The principal issue for the judge at first instance was whether he should direct the summary return of the boy to Saudi Arabia: he regarded the decision as a difficult one and, on balance, had it not been for one factor, he would have found it in the boy's best interests to be returned to Saudi Arabia; however, he had heard evidence that the father had raised and then withdrawn allegations about the mother's association with another man, and he had heard expert evidence about the effect of such allegations in Saudi Arabian Shariah law. Accordingly, he declined to order the summary return of the boy to Saudi Arabia, and made a residence order in favour of the mother with reasonable contact to the father.
On appeal by the father, the Court of Appeal had held ([2004] EWCA Civ 417) that the judge's 'impeccable direction' on the applicable legal principles could not be criticised; nevertheless, they allowed the father's appeal on the basis that the judge had 'elevated this specific anxiety above a level that the evidence justified'.

The issue of principle to be decided by the House of Lords was the proper approach to applications for the summary return of children to countries which were not parties to the Hague Convention on the Civil Aspects of International Child Abduction. Furthermore, this case was another example of intervention by the Court of Appeal in the exercise of discretion by a trial judge despite the fact that he had, in the view of the appeal court, properly directed himself on the law.

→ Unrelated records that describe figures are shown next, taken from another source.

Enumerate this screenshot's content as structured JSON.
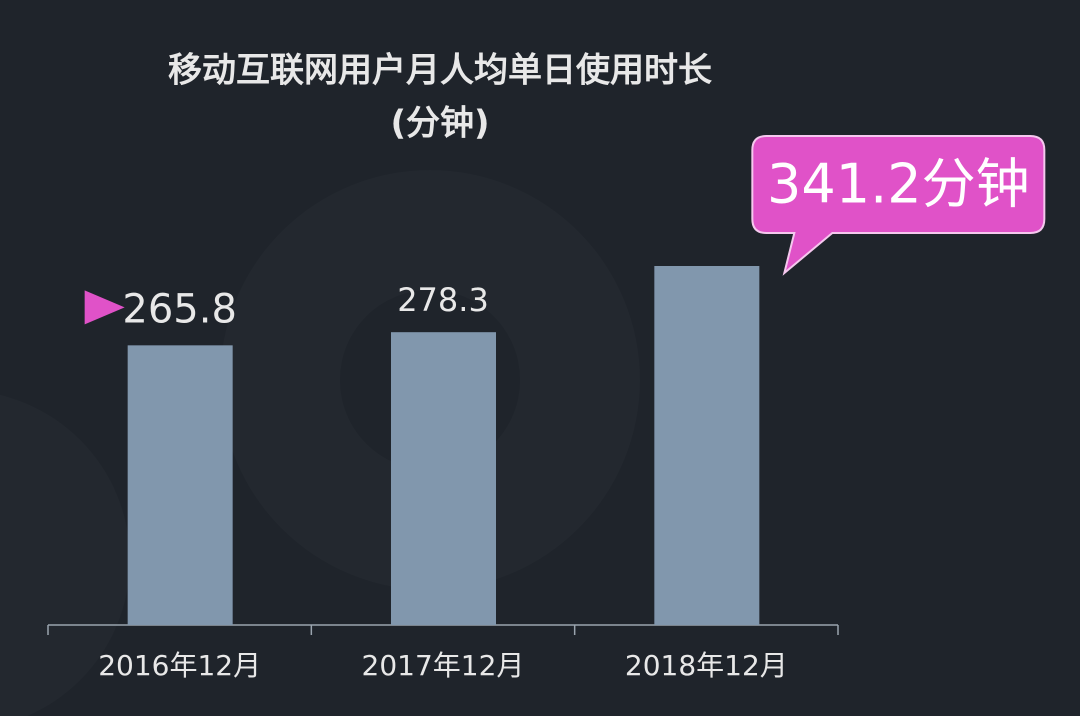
{
  "chart_data": {
    "type": "bar",
    "title": "移动互联网用户月人均单日使用时长",
    "subtitle": "(分钟)",
    "categories": [
      "2016年12月",
      "2017年12月",
      "2018年12月"
    ],
    "values": [
      265.8,
      278.3,
      341.2
    ],
    "value_labels": [
      "265.8",
      "278.3",
      "341.2分钟"
    ],
    "color": "#8197ad",
    "highlight_color": "#e052c8"
  }
}
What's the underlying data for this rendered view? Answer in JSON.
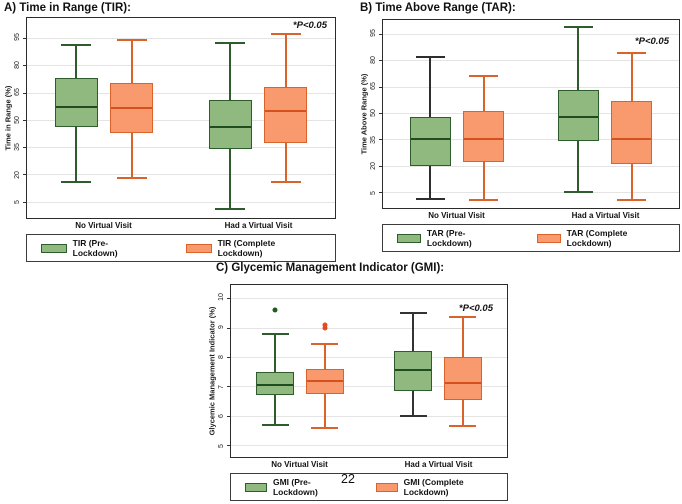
{
  "page_number": "22",
  "chart_data": [
    {
      "type": "box",
      "title": "A) Time in Range (TIR):",
      "ylabel": "Time in Range (%)",
      "ylim": [
        -4,
        106
      ],
      "yticks": [
        95,
        80,
        65,
        50,
        35,
        20,
        5
      ],
      "grid": true,
      "annotation": "*P<0.05",
      "legend_position": "bottom",
      "categories": [
        "No Virtual Visit",
        "Had a Virtual Visit"
      ],
      "series": [
        {
          "name": "TIR (Pre-Lockdown)",
          "fill": "#8FB97F",
          "border": "#2E5C2C",
          "median_color": "#1F4D1F",
          "outlier_color": "#1E5B1E",
          "boxes": [
            {
              "low": 16,
              "q1": 46,
              "median": 57,
              "q3": 73,
              "high": 91
            },
            {
              "low": 1,
              "q1": 34,
              "median": 46,
              "q3": 61,
              "high": 92
            }
          ]
        },
        {
          "name": "TIR (Complete Lockdown)",
          "fill": "#F89A6E",
          "border": "#D9632B",
          "median_color": "#D4511E",
          "outlier_color": "#E8491D",
          "boxes": [
            {
              "low": 18,
              "q1": 43,
              "median": 56.5,
              "q3": 70,
              "high": 94
            },
            {
              "low": 16,
              "q1": 37,
              "median": 55,
              "q3": 68,
              "high": 97
            }
          ]
        }
      ]
    },
    {
      "type": "box",
      "title": "B) Time Above Range (TAR):",
      "ylabel": "Time Above Range (%)",
      "ylim": [
        -4,
        103
      ],
      "yticks": [
        95,
        80,
        65,
        50,
        35,
        20,
        5
      ],
      "grid": true,
      "annotation": "*P<0.05",
      "legend_position": "bottom",
      "categories": [
        "No Virtual Visit",
        "Had a Virtual Visit"
      ],
      "series": [
        {
          "name": "TAR (Pre-Lockdown)",
          "fill": "#8FB97F",
          "border": "#2E5C2C",
          "median_color": "#1F4D1F",
          "outlier_color": "#1E5B1E",
          "boxes": [
            {
              "low": 1,
              "q1": 20,
              "median": 35,
              "q3": 48,
              "high": 82,
              "whisker": "#2e2e2e"
            },
            {
              "low": 5,
              "q1": 34,
              "median": 48,
              "q3": 63,
              "high": 99
            }
          ]
        },
        {
          "name": "TAR (Complete Lockdown)",
          "fill": "#F89A6E",
          "border": "#D9632B",
          "median_color": "#D4511E",
          "outlier_color": "#E8491D",
          "boxes": [
            {
              "low": 0.5,
              "q1": 22,
              "median": 35,
              "q3": 51,
              "high": 71
            },
            {
              "low": 0.5,
              "q1": 21,
              "median": 35,
              "q3": 57,
              "high": 84
            }
          ]
        }
      ]
    },
    {
      "type": "box",
      "title": "C) Glycemic Management Indicator (GMI):",
      "ylabel": "Glycemic Management Indicator (%)",
      "ylim": [
        4.6,
        10.45
      ],
      "yticks": [
        10,
        9,
        8,
        7,
        6,
        5
      ],
      "grid": true,
      "annotation": "*P<0.05",
      "legend_position": "bottom",
      "categories": [
        "No Virtual Visit",
        "Had a Virtual Visit"
      ],
      "series": [
        {
          "name": "GMI (Pre-Lockdown)",
          "fill": "#8FB97F",
          "border": "#2E5C2C",
          "median_color": "#1F4D1F",
          "outlier_color": "#1E5B1E",
          "boxes": [
            {
              "low": 5.7,
              "q1": 6.7,
              "median": 7.05,
              "q3": 7.5,
              "high": 8.8,
              "outliers": [
                9.6
              ]
            },
            {
              "low": 6.0,
              "q1": 6.85,
              "median": 7.55,
              "q3": 8.2,
              "high": 9.5,
              "whisker": "#333333"
            }
          ]
        },
        {
          "name": "GMI (Complete Lockdown)",
          "fill": "#F89A6E",
          "border": "#D9632B",
          "median_color": "#D4511E",
          "outlier_color": "#E8491D",
          "boxes": [
            {
              "low": 5.6,
              "q1": 6.75,
              "median": 7.2,
              "q3": 7.6,
              "high": 8.45,
              "outliers": [
                9.0,
                9.1
              ]
            },
            {
              "low": 5.65,
              "q1": 6.55,
              "median": 7.1,
              "q3": 8.0,
              "high": 9.35
            }
          ]
        }
      ]
    }
  ]
}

Their Lordships considered competing views on the issue expressed in previous Court of Appeal decisions: on the one hand, in Re JA (Child Abduction: Non-Convention Country) [1998] 1 FLR 231, where the court expected that the foreign system of law would be broadly comparable to that in the UK; and, on the other, in Osman v Elasha [2000] Fam 62, where the court assumed that it would be in the child's best interests to return to his home country even if its system of family law was very different from that in the UK.

They examined at length the fundamental principles, and the relevant authorities, relating to this issue: (1) any court which is determining a question with respect to the upbringing of a child has a statutory duty to regard the welfare of the child as its paramount consideration; (2) the application of the welfare principle may be specifically excluded by statute, eg the Child Abduction and Custody Act 1985; and (3) the court has power, in accordance with the welfare principle, to order the immediate return of a child to a foreign jurisdiction without conducting a full investigation of the merits.

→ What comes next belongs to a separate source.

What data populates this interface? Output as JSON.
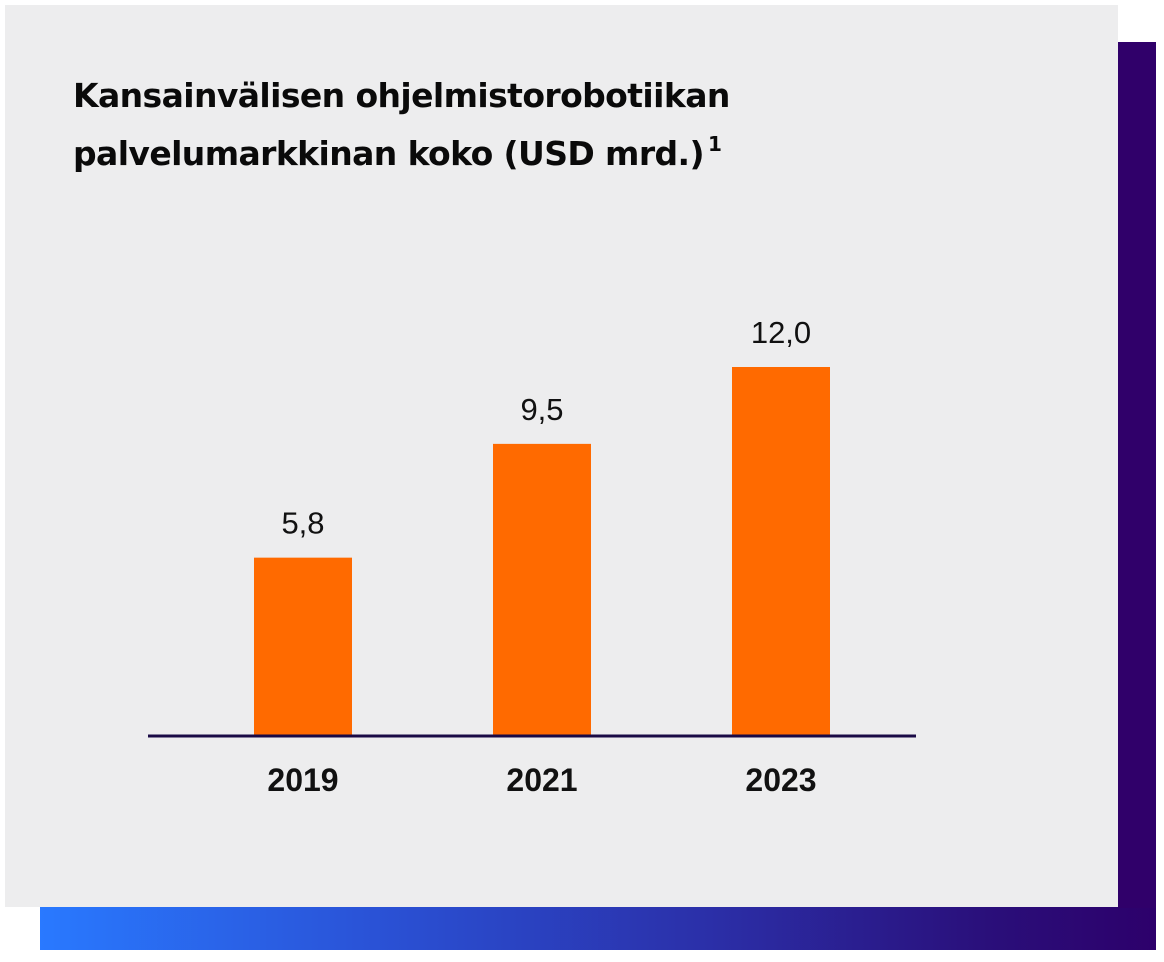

Finally, they considered the human rights implications of unchallenged evidence that had been before the trial judge that the law in Saudi Arabia treated fathers and mothers differently and, in significant respects, the mother was in a less favourable position than the father. While Articles 8 and 14 of the European Convention on Human Rights had little application or effect in this case, the possible impact of Article 20 of the Hague Convention was relevant.

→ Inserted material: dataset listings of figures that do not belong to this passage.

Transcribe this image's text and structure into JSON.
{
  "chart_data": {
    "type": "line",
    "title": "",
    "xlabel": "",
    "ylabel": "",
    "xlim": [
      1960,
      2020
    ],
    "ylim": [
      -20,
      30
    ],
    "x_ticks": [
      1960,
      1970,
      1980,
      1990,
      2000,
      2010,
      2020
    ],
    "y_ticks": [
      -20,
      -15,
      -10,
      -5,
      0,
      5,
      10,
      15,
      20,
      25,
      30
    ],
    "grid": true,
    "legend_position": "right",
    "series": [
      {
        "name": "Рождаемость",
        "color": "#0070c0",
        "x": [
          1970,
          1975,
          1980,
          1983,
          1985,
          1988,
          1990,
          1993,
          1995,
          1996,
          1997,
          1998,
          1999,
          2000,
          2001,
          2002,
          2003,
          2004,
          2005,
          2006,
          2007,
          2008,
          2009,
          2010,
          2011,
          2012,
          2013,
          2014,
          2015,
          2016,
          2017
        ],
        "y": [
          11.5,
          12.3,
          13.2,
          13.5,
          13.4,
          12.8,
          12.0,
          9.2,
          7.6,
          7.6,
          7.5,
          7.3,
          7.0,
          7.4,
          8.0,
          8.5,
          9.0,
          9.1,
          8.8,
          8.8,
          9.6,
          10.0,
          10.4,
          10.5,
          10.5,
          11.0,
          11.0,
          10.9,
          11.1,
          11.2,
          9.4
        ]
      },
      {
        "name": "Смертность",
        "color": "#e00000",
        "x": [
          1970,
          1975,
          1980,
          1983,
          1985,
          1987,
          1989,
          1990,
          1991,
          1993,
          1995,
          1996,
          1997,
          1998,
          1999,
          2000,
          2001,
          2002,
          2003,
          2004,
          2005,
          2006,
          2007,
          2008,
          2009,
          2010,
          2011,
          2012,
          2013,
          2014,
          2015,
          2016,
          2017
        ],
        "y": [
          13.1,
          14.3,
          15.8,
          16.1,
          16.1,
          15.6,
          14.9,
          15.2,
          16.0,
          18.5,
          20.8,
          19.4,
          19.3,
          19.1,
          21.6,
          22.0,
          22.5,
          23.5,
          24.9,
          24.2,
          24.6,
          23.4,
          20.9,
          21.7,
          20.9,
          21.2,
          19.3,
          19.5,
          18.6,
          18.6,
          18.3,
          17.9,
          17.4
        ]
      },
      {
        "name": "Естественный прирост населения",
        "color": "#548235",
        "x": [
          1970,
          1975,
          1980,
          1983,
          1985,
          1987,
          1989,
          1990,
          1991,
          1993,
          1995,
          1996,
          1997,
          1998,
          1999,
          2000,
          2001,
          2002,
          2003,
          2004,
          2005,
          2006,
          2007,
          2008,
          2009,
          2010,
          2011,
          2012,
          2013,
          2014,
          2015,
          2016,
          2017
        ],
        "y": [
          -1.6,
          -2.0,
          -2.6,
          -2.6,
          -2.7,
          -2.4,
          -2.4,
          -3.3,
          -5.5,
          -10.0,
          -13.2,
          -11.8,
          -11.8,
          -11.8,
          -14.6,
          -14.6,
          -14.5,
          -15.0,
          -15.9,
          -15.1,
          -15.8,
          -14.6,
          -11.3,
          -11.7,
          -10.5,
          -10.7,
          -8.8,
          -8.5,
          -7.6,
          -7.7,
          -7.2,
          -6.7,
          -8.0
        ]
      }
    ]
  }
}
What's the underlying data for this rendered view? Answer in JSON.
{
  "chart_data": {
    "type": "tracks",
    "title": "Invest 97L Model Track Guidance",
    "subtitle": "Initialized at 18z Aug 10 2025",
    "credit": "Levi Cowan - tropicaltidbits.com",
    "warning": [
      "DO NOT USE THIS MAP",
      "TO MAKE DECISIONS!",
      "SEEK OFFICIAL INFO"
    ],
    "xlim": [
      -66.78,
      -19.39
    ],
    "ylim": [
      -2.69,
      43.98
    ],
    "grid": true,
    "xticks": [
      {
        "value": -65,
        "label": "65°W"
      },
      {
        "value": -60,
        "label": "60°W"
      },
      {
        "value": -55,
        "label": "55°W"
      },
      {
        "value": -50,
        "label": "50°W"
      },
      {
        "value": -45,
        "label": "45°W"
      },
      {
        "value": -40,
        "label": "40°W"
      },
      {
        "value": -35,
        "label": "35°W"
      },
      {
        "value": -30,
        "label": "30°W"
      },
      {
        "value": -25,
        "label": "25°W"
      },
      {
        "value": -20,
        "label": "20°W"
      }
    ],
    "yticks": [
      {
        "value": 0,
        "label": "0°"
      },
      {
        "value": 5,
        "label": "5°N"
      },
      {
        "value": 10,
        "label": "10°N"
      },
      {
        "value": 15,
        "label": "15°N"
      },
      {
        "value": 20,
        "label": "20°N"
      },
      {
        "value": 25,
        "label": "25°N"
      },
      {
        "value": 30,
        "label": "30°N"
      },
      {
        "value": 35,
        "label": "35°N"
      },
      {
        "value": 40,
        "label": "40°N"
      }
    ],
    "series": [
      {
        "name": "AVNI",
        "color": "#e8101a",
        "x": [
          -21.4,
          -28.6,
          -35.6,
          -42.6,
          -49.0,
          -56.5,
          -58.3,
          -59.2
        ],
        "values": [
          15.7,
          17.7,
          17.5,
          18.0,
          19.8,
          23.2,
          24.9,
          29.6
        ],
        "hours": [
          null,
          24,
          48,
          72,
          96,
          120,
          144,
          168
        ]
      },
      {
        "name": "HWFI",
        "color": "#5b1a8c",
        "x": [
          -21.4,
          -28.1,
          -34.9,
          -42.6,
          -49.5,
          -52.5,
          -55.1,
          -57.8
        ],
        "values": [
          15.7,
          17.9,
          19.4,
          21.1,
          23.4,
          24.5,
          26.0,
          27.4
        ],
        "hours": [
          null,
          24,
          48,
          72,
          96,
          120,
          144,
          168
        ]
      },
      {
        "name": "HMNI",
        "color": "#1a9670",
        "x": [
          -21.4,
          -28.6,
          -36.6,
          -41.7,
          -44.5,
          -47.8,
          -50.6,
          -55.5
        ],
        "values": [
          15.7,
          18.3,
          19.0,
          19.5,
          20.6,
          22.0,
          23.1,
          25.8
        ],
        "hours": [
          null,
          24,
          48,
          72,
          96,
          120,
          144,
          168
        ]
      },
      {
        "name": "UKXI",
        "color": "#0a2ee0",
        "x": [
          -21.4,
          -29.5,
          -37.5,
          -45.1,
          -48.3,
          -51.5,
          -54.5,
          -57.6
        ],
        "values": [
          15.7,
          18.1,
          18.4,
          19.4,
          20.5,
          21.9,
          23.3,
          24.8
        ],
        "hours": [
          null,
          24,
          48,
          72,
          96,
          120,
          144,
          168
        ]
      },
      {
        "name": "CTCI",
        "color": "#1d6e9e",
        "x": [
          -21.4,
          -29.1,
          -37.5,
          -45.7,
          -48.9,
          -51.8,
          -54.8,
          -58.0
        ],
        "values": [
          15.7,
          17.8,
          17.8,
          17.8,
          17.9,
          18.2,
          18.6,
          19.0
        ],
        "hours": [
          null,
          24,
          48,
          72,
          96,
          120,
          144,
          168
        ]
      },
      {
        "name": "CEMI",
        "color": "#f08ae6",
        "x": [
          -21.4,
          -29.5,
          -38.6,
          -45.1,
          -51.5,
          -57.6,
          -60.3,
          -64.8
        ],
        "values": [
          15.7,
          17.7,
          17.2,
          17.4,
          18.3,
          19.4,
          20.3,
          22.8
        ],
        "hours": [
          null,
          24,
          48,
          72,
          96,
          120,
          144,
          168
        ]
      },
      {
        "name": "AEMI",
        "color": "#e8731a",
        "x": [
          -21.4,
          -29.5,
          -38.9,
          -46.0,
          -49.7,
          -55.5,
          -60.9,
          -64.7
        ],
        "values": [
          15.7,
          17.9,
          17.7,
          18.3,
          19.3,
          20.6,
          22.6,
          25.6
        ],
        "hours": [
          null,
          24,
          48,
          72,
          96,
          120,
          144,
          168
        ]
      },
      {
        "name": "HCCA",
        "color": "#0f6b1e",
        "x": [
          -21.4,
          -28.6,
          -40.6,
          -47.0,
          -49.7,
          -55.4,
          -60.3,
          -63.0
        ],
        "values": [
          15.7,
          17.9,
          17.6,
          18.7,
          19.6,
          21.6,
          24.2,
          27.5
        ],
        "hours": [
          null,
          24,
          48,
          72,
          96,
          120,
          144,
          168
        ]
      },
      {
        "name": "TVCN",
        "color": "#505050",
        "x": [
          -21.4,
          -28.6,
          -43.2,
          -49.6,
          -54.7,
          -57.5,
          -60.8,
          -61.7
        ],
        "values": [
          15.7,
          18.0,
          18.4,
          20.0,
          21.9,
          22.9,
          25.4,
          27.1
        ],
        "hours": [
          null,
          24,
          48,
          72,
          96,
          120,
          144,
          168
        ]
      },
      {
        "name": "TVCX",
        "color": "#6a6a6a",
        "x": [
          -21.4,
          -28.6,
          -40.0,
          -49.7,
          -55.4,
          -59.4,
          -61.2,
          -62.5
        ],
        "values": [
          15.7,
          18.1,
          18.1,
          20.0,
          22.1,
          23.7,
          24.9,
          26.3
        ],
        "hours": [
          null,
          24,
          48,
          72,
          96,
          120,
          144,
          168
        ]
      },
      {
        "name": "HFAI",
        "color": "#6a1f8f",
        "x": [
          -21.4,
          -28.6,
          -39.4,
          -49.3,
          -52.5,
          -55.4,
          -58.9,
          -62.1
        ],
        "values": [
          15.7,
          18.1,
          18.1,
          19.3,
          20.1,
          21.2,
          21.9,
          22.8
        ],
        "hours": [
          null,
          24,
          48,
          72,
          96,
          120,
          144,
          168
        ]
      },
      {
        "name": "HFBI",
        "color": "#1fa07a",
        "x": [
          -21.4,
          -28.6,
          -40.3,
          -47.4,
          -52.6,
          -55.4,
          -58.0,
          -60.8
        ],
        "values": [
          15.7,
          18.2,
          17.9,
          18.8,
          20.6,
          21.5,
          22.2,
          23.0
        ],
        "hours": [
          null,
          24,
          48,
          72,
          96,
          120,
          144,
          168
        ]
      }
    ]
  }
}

Held, allowing the appeal and restoring the orders made by the trial judge, that the Court of Appeal had been wrong to interfere with the exercise of the trial judge's discretion. Also, the approach adopted in Re JA [1998] 1 FLR 231 was to be preferred to that in Osman v Elasha [2000] Fam 62: it was, along with everything else, a factor to be weighed in the balance in deciding whether summary return to Saudi Arabia was in the boy's best interests.